気候変動によって引き起こされる甚大な環境破壊,国際法関係者による人工知能利用の増加,国際法が植民地支配の過去を直視する必要性など,国際法は変化を必要としている。しかし,国家が主体として行動する安定した世界秩序を規制し維持するために,国際法の伝統的な源泉である国際法の制定方法,慣習国際法,歴史的判例,法の一般原則は,現代の課題に対処し,これからの未来を想像する能力を低下させる枠組みを作り出している。これに対して本書は,ポスト・ヒューマン理論が現代の国際法が直面する課題によりよく対処するために利用できると主張する。

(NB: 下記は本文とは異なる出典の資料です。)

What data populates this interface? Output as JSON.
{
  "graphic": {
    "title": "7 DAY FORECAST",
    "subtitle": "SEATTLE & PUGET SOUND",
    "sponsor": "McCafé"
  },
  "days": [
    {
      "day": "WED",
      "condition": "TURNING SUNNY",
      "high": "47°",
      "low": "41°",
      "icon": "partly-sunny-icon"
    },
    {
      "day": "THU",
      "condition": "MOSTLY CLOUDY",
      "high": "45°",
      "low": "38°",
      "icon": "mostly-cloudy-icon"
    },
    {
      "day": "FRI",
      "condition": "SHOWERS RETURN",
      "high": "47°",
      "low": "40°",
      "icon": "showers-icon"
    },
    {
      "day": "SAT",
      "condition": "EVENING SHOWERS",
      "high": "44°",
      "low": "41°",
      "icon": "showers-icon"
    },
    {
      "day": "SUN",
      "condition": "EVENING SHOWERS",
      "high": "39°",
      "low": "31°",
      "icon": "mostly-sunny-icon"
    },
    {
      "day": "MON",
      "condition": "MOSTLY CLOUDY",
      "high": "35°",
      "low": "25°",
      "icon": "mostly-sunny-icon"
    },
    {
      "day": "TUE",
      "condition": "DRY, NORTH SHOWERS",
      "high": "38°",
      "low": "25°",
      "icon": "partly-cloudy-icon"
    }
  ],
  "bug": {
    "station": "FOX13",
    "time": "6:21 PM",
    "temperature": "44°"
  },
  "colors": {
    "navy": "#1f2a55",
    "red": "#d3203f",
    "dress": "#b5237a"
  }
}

環境法,海洋法,植民地主義,人権,紛争,科学技術の影響など,さまざまな現代的主題を網羅する本書は,ポスト・ヒューマン理論と国際法に関する新たな研究を一冊にまとめた初めての書である。
ポスト・ヒューマン理論の第一人者である著者が,国際法の中心的な議論にポスト・ヒューマンを取り入れた本書は,国際法を専攻する学生や研究者のみならず,ポスト・ヒューマン思想,テクノロジー,植民地主義,生態学に関心を持つ学者,社会法学的理論家やその他の人々にも最適な情報を提供するものである。
第1部
1 国際法の理論的・方法論的アプローチとしてのポスト・ヒューマンフェミニズム
2 フラットな存在論と分化:BennettのVital Materialismの擁護と国際法のための脱植民地的新物質論に向けたいくつかの考察
3 芸術学,新物質論,および法的問題: 英米植民地主義の「Art」
4 Kin-Kindという共通の遺産
第2部 政治経済,歴史,植民地主義
5 E.G. Wakefieldへの記念碑:ポスト・ヒューマン国際法のための新・歴史的唯物論的対話
6 国家でも国際でもない:租税主権をポスト・ヒューマニズム的に捉え直す
7 Homo Narrans以後:初期人種資本主義の世界創造における植物学,国際法,およびセネガンビア
第3部 環境と非人間
8 地球規模のフェミニズムと国際海洋法
9 共通のものになること—生態学的抵抗,拒絶,賠償
10 非人間に対する戦争としての麻薬戦争
11 人間中心主義的な法理に取って代わるもの:法の支配は大規模な畜産を許容できるか?